Although SETI (Search for Extra-Terrestrial Intelligence) may be superficially similar to MapReduce (breaking a problem into independent pieces to be worked on in parallel), there are some significant differences. The SETI@home problem is very CPU-intensive, which makes it suitable for running on hundreds of thousands of computers across the world. Since the time to transfer the work unit is dwarfed by the time to run the computation on it. Volunteers are donating CPU cycles, not bandwidth.

MapReduce is designed to run jobs that last minutes or hours on trusted, dedicated hardware running in a single data center with very high aggregate bandwidth interconnects. By contrast, SETI@home runs a perpetual computation on untrusted machines on the Internet with highly variable connection speeds and no data locality.
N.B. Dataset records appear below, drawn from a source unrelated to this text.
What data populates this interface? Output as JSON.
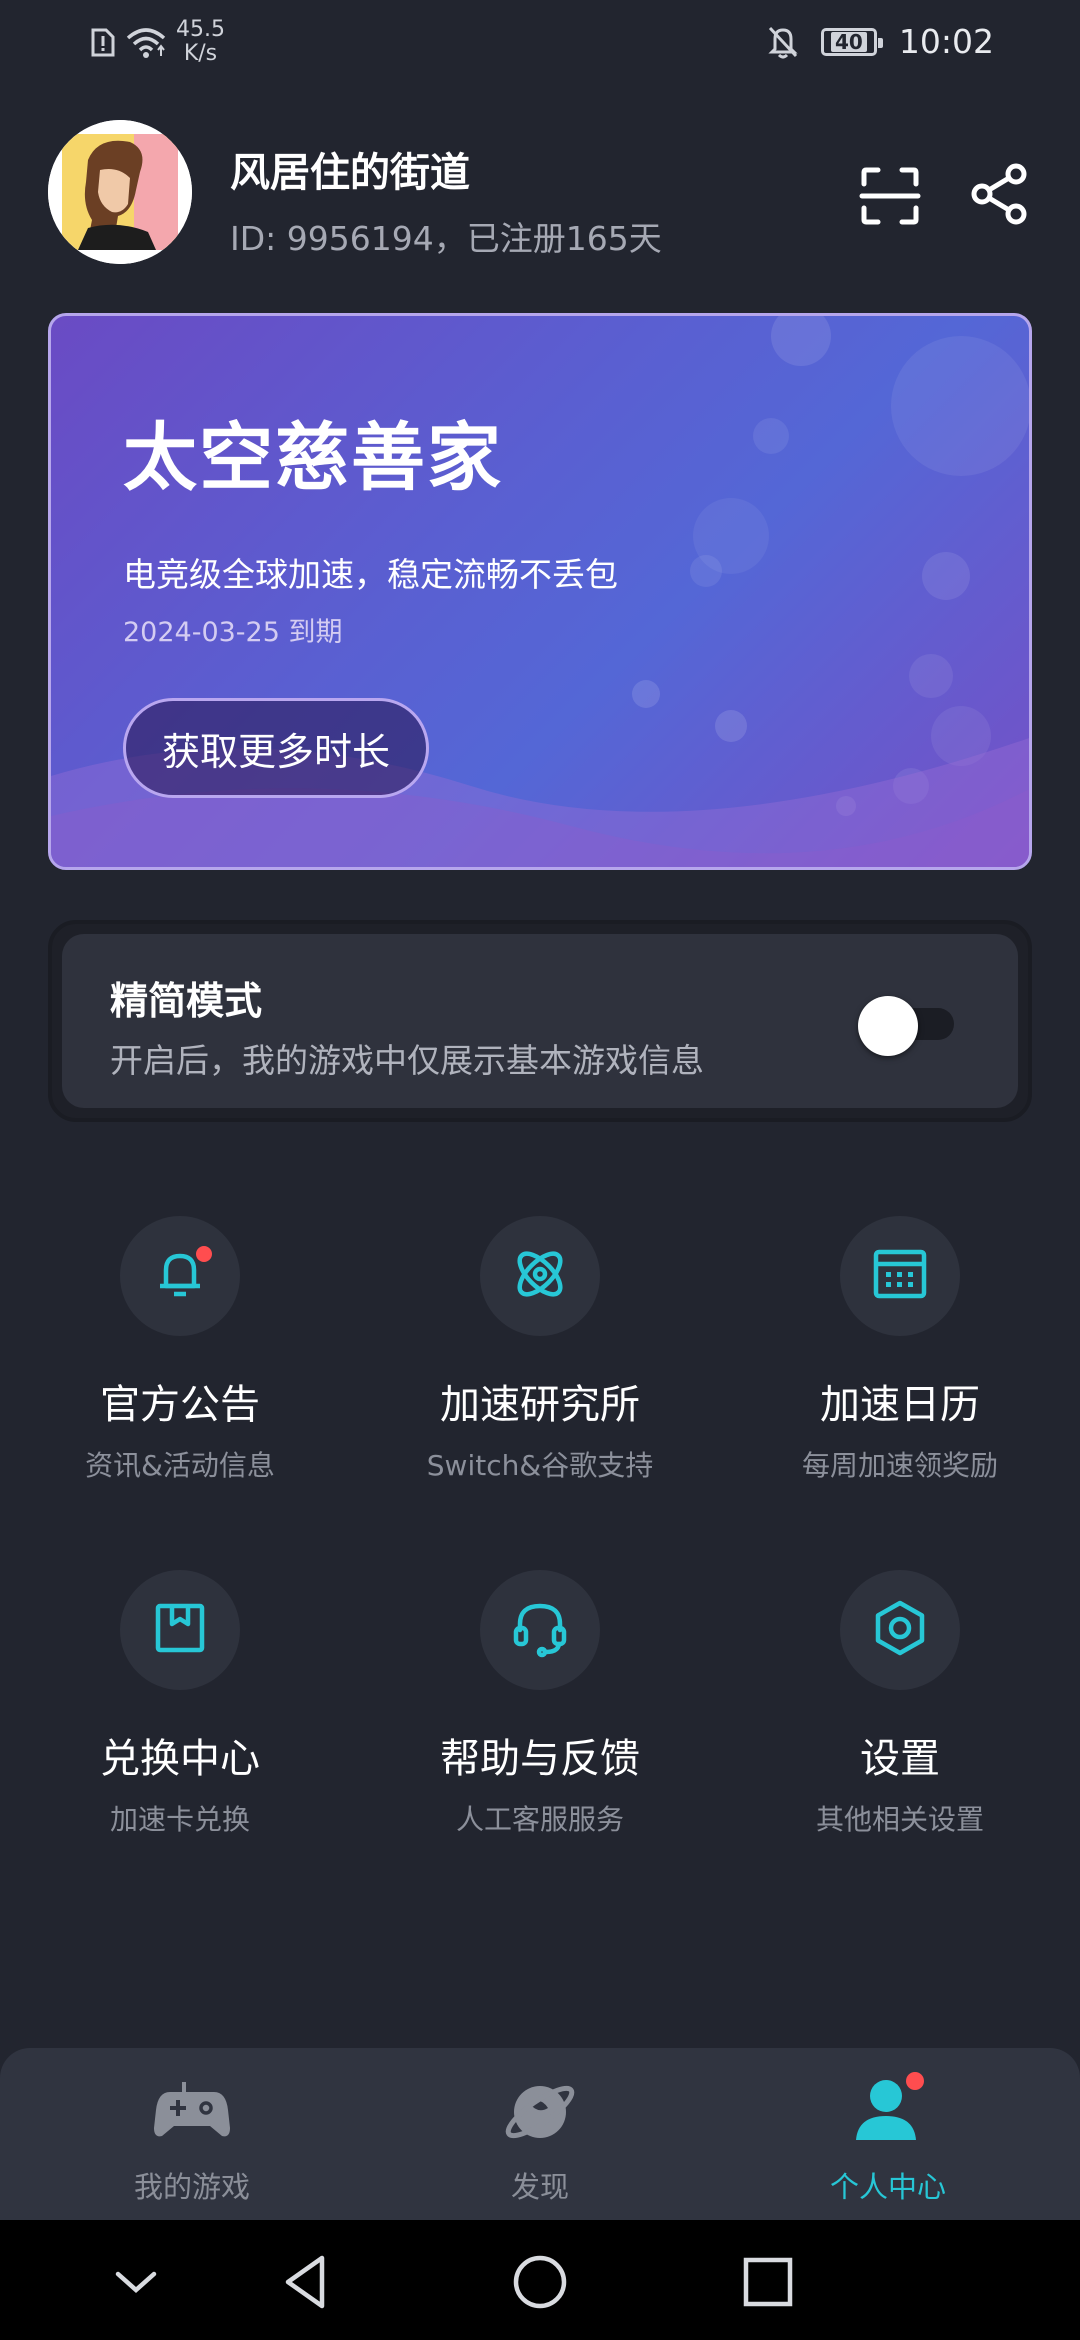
{
  "status_bar": {
    "net_speed_value": "45.5",
    "net_speed_unit": "K/s",
    "battery": "40",
    "time": "10:02",
    "icons": [
      "sim-alert-icon",
      "wifi-icon",
      "mute-bell-icon",
      "battery-icon"
    ]
  },
  "profile": {
    "name": "风居住的街道",
    "meta": "ID: 9956194，已注册165天",
    "scan_icon": "scan-icon",
    "share_icon": "share-icon"
  },
  "vip_card": {
    "title": "太空慈善家",
    "subtitle": "电竞级全球加速，稳定流畅不丢包",
    "expire": "2024-03-25 到期",
    "button_label": "获取更多时长"
  },
  "simple_mode": {
    "title": "精简模式",
    "description": "开启后，我的游戏中仅展示基本游戏信息",
    "enabled": false
  },
  "features": [
    {
      "title": "官方公告",
      "subtitle": "资讯&活动信息",
      "icon": "bell-icon",
      "badge": true
    },
    {
      "title": "加速研究所",
      "subtitle": "Switch&谷歌支持",
      "icon": "atom-icon",
      "badge": false
    },
    {
      "title": "加速日历",
      "subtitle": "每周加速领奖励",
      "icon": "calendar-icon",
      "badge": false
    },
    {
      "title": "兑换中心",
      "subtitle": "加速卡兑换",
      "icon": "gift-box-icon",
      "badge": false
    },
    {
      "title": "帮助与反馈",
      "subtitle": "人工客服服务",
      "icon": "headset-icon",
      "badge": false
    },
    {
      "title": "设置",
      "subtitle": "其他相关设置",
      "icon": "settings-icon",
      "badge": false
    }
  ],
  "tabs": [
    {
      "label": "我的游戏",
      "icon": "gamepad-icon",
      "active": false
    },
    {
      "label": "发现",
      "icon": "planet-icon",
      "active": false
    },
    {
      "label": "个人中心",
      "icon": "person-icon",
      "active": true,
      "badge": true
    }
  ],
  "colors": {
    "background": "#22252f",
    "accent": "#27c7d6",
    "badge": "#ff4d4f",
    "card_purple": "#5a5fd1"
  },
  "nav": [
    "back-chevron-icon",
    "back-triangle-icon",
    "home-circle-icon",
    "recents-square-icon"
  ]
}
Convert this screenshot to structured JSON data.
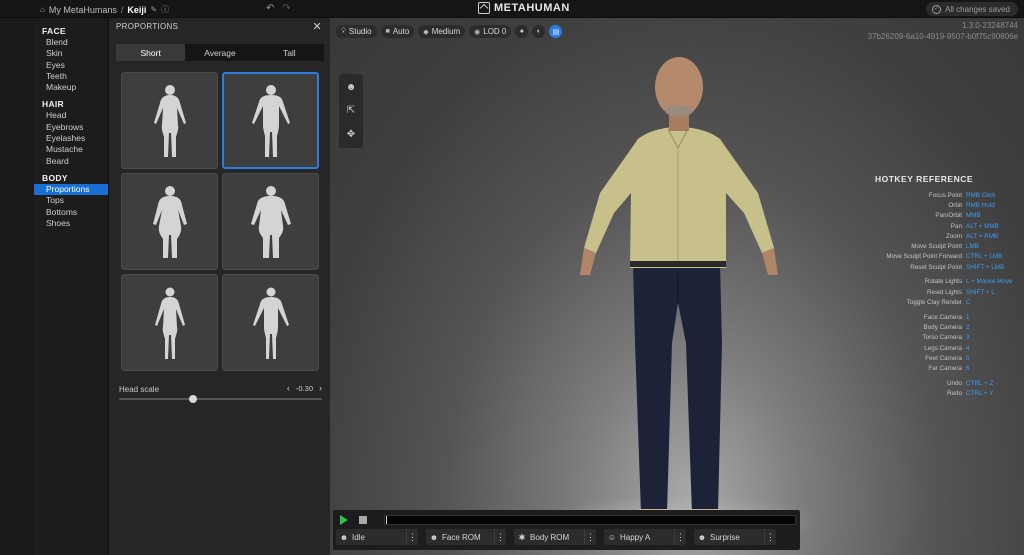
{
  "topbar": {
    "breadcrumb_root": "My MetaHumans",
    "breadcrumb_sep": "/",
    "character_name": "Keiji",
    "brand": "METAHUMAN",
    "save_status": "All changes saved"
  },
  "nav": {
    "sections": [
      {
        "title": "FACE",
        "items": [
          "Blend",
          "Skin",
          "Eyes",
          "Teeth",
          "Makeup"
        ]
      },
      {
        "title": "HAIR",
        "items": [
          "Head",
          "Eyebrows",
          "Eyelashes",
          "Mustache",
          "Beard"
        ]
      },
      {
        "title": "BODY",
        "items": [
          "Proportions",
          "Tops",
          "Bottoms",
          "Shoes"
        ]
      }
    ],
    "active_item": "Proportions"
  },
  "panel": {
    "title": "PROPORTIONS",
    "tabs": [
      "Short",
      "Average",
      "Tall"
    ],
    "active_tab": "Short",
    "selected_tile": 2,
    "head_scale_label": "Head scale",
    "head_scale_value": "-0.30",
    "head_scale_level": 0.36
  },
  "viewport": {
    "toolbar": [
      {
        "icon": "lightbulb-icon",
        "label": "Studio"
      },
      {
        "icon": "camera-icon",
        "label": "Auto"
      },
      {
        "icon": "diamond-icon",
        "label": "Medium"
      },
      {
        "icon": "lod-icon",
        "label": "LOD 0"
      }
    ],
    "version": "1.3.0-23248744",
    "hash": "37b26209-6a10-4919-9507-b0f75c90606e",
    "hotkey_title": "HOTKEY REFERENCE",
    "hotkeys": [
      {
        "action": "Focus Point",
        "key": "RMB Click"
      },
      {
        "action": "Orbit",
        "key": "RMB Hold"
      },
      {
        "action": "Pan/Orbit",
        "key": "MMB"
      },
      {
        "action": "Pan",
        "key": "ALT + MMB"
      },
      {
        "action": "Zoom",
        "key": "ALT + RMB"
      },
      {
        "action": "Move Sculpt Point",
        "key": "LMB"
      },
      {
        "action": "Move Sculpt Point Forward",
        "key": "CTRL + LMB"
      },
      {
        "action": "Reset Sculpt Point",
        "key": "SHIFT + LMB"
      },
      {
        "action": "Rotate Lights",
        "key": "L + Mouse Move"
      },
      {
        "action": "Reset Lights",
        "key": "SHIFT + L"
      },
      {
        "action": "Toggle Clay Render",
        "key": "C"
      },
      {
        "action": "Face Camera",
        "key": "1"
      },
      {
        "action": "Body Camera",
        "key": "2"
      },
      {
        "action": "Torso Camera",
        "key": "3"
      },
      {
        "action": "Legs Camera",
        "key": "4"
      },
      {
        "action": "Feet Camera",
        "key": "5"
      },
      {
        "action": "Far Camera",
        "key": "6"
      },
      {
        "action": "Undo",
        "key": "CTRL + Z"
      },
      {
        "action": "Redo",
        "key": "CTRL + Y"
      }
    ]
  },
  "bottom": {
    "animations": [
      {
        "icon": "idle-icon",
        "label": "Idle"
      },
      {
        "icon": "face-icon",
        "label": "Face ROM"
      },
      {
        "icon": "run-icon",
        "label": "Body ROM"
      },
      {
        "icon": "happy-icon",
        "label": "Happy A"
      },
      {
        "icon": "surprise-icon",
        "label": "Surprise"
      }
    ]
  },
  "colors": {
    "accent": "#1a6fd4",
    "hotkey_key": "#3c9cf5",
    "play": "#35c24a"
  }
}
26. Compare RDBMS and MapReduce

Data size:
RDBMS - Gigabytes
MapReduce - Petabytes
Access:
RDBMS - Interactive and batch
MapReduce - Batch
Updates:
RDBMS - Read and write many times
MapReduce - Write once, read many times
Structure:
RDBMS - Static schema
MapReduce - Dynamic schema
Integrity:
RDBMS - High
MapReduce - Low
Scaling:
RDBMS - Nonlinear
MapReduce - Linear

27. What is HBase?

A distributed, column-oriented database. HBase uses HDFS for its underlying storage, and supports both batch-style computations using MapReduce and point queries (random reads).

28. What is ZooKeeper?

A distributed, highly available coordination service. ZooKeeper provides primitives such as distributed locks that can be used for building distributed applications.

29. What is Chukwa?

A distributed data collection and analysis system. Chukwa runs collectors that store data in HDFS, and it uses MapReduce to produce reports. (At the time of this writing, Chukwa had only recently graduated from a “contrib” module in Core to its own subproject.)

30. What is Avro?

A data serialization system for efficient, cross-language RPC, and persistent data storage. (At the time of this writing, Avro had been created only as a new subproject, and no other Hadoop subprojects were using it yet.)